The forests currently owned by Shasta Forests Timberlands, LLC were part of the lands acquired by Thomas Barlow Walker and John E. Andrus, owners of the Red River Lumber Company beginning in 1894. The company eventually acquired over 900,000 acres of timberland in northeastern California. The company had a different approach to forestry than was common in those days, and included the concepts of pre-commercial thinning and long term sustainability. The following excerpt from the publication New York Commercial (July 7, 1905) describes this approach in the terms of the day:

“… it is interesting to recall the plans of lumbering which Mr. Walker intends to carry out. The forest undergrowth is to be systematically cleared from his lands and the waste of lumber is to be removed as these constitute the chief menace to the destruction of the timber by fire.Then, instead of denuding the land completely of standing timber, as is done by the ordinary western lumber man, a systematic plan of forestry involving the felling of only the more merchantable standing timber is to be adopted. Under this system the life of his forests will be extended indefinitely and a perpetual source of revenue will be maintained in them.”

The company built the town of Westwood, California in 1912-1913. The mill was built in three stages, each new mill providing the material to build the next. The company drew on its experience in the Minnesota Red River Valley to construct a state of the art mill. The first tree was harvested on September 10, 1912 by Clinton Walker, aided by his children Brooks and Harriet.

In addition to being a large landowner, the Red River Lumber Company was well known for its railroads (it had one of the first electric railways in Northern California), as well as many smaller specialized rail lines into the woods. It was also well known for its promotion of the legend of Paul Bunyan and his blue ox, Babe. It had popularized the legend in a series of pamphlets for the purpose of advertisement. The company combined these three unique qualities - timber, railroads and Paul Bunyan - in November 1931, when it sent the Paul Bunyan Prosperity Special as the first train on the new Western Pacific – Great Northern Transcontinental Railroad.

Over time, the original lands of the Red River Lumber Company were partitioned to various family members or sold to other timber and wood products interests including Kimberly Clark, among others. The Westwood mill was sold along with some timberland to Fruit Growers Supply in 1944 who operated it until 1956. The remaining timberlands were managed by descendants of the Red River Lumber Co. through the Shasta Forests Company ( Shafco) for the next 25 years. Shasta Forests was created in 1969 through a partition with the other owners. It started with 127,000 acres and through acquisition has grown to our current size of 139,000 acres. In 2011, Shasta Forests was reorganized into Shasta Forests Timberlands, LLC.

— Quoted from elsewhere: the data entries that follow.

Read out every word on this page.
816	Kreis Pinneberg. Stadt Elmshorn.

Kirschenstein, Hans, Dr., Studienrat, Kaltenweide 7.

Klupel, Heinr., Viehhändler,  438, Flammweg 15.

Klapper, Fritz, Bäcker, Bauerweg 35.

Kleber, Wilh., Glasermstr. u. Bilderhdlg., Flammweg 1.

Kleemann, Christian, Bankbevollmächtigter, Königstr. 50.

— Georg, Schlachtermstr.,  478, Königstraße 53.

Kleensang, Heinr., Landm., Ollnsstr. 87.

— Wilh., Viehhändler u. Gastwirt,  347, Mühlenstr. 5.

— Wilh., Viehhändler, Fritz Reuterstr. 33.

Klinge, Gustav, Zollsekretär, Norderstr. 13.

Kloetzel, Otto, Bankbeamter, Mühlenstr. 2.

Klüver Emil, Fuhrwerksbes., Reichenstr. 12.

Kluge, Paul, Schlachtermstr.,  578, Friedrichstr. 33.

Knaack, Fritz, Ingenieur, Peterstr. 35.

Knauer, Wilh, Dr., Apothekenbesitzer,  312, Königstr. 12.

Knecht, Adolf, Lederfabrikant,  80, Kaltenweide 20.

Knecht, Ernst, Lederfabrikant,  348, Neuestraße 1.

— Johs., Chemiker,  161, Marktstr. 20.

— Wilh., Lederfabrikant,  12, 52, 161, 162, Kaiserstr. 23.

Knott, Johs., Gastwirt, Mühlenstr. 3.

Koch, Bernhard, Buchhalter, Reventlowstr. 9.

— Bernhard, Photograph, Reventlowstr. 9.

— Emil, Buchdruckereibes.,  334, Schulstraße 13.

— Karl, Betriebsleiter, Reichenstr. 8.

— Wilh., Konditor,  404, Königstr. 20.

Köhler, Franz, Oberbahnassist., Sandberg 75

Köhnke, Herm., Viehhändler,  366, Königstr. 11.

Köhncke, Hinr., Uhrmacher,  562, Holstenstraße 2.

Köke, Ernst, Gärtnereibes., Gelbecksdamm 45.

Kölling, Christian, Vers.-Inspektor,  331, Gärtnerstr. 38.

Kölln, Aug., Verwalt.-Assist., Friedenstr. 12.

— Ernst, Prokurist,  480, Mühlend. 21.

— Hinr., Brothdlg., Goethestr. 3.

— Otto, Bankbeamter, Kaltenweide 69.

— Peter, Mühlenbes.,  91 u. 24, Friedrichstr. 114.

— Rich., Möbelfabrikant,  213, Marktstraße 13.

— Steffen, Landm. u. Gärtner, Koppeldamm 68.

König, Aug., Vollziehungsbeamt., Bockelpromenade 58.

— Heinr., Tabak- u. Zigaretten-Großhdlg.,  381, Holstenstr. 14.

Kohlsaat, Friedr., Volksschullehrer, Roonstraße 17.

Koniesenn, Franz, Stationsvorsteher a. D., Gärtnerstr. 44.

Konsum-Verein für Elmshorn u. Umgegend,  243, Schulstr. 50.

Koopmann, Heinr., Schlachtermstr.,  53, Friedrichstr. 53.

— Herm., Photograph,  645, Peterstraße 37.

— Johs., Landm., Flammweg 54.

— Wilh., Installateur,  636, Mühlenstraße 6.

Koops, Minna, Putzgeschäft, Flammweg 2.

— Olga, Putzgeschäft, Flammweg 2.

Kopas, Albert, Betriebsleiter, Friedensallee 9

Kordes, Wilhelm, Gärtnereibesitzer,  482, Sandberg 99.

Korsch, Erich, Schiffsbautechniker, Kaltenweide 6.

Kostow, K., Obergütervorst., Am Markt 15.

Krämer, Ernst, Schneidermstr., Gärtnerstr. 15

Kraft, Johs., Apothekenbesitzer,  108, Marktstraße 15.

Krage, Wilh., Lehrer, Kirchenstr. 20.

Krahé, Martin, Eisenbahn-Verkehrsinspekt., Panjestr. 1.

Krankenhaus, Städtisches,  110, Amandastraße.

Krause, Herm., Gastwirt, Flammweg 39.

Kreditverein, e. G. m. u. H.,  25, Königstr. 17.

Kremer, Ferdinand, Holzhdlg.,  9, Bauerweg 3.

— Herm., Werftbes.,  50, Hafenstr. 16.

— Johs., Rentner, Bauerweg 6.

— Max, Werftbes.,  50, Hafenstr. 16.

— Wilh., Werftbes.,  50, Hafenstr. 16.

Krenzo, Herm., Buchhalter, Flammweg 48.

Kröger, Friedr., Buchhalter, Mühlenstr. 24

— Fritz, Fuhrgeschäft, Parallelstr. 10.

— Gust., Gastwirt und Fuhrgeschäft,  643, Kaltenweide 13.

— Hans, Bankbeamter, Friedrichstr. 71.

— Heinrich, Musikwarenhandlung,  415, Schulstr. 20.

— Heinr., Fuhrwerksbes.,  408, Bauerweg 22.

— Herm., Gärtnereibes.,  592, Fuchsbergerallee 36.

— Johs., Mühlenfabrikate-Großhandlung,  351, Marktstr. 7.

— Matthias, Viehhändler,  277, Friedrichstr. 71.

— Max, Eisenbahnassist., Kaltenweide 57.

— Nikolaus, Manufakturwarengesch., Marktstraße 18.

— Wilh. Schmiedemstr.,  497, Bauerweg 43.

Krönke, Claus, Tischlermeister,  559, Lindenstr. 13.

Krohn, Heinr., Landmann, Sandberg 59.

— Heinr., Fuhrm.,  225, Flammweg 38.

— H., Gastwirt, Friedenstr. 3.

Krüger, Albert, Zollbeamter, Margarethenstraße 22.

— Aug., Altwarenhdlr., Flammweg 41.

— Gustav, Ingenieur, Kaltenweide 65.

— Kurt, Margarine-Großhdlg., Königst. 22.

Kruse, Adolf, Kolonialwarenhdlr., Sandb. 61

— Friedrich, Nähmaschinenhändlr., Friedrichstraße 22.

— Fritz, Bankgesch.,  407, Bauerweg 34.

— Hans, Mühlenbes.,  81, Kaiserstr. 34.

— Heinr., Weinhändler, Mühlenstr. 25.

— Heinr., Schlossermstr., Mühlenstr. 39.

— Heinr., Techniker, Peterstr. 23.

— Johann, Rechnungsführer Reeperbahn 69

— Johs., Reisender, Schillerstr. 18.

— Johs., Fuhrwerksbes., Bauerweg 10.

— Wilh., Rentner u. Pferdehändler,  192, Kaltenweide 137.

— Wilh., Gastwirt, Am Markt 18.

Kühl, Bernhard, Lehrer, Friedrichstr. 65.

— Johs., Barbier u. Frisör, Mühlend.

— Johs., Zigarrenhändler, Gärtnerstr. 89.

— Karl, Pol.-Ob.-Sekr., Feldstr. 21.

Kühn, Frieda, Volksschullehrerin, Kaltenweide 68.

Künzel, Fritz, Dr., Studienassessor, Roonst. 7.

Over the past four decades management of Shasta Forestshas provided sustainable forestry and healthy forest ecosystems, including clean water, productive soils, wildlife habitat, forage, aesthetics and recreational opportunities. There are over 101 miles of fish bearing water courses on our lands.

Using primarily individual tree selection over the past 40 years, more than 750 million board feet of timber has been harvested providing a significant supply of wood products. Yet, by harvesting less than growth and leaving the best trees to grow, the timber volume on Shasta Forests has doubled over the past four decades and the forests are healthier and more vigorous. Our current inventory represents over 1.3 billion board feet of well managed, growing trees. The yield taxes paid and the jobs directly and indirectly created as a result of this timber production have generated millions of dollars in federal, state and local tax revenues.

As we have done since the beginning, we manage our forests to ensure that highest possible forest health and wildfire resistance. We carefully thin overgrown areas of the land to retain vigorous, well spaced trees and appropriate native species and to minimize hazardous ladder fuels.

Fire is a natural part of the forest ecosystem. Shasta Forests Timberlands, LLC has experienced numerous wildfires on our lands which have burned tens of thousands of acres of productive forest. After wildfire, we immediately salvage harvest the fire killed trees before the wood decays and then we soon replant the forestland. Our intent in these instances is to return the forest to the fire adapted native mixed conifer and pine forests that were historically present on the land. By using locally adapted native seed from our extensive seed collection, following state of the art planting methods and managing weeds and other pests, we have achieved very high survival rates on our plantations. We follow up and manage tree spacing and brushy fuel loads in these plantations as they develop to keep them healthy and vigorous and to reduce the risk of destruction from catastrophic wildfire.

We support the use of forest biomass for the generation of energy whenever possible. Many of our thinning programs, and a few of our harvesting programs, generate biomass for local power generation facilities. We feel that this provides a renewable source of energy for local communities, helps reduce fire risk and improves the health of the forest.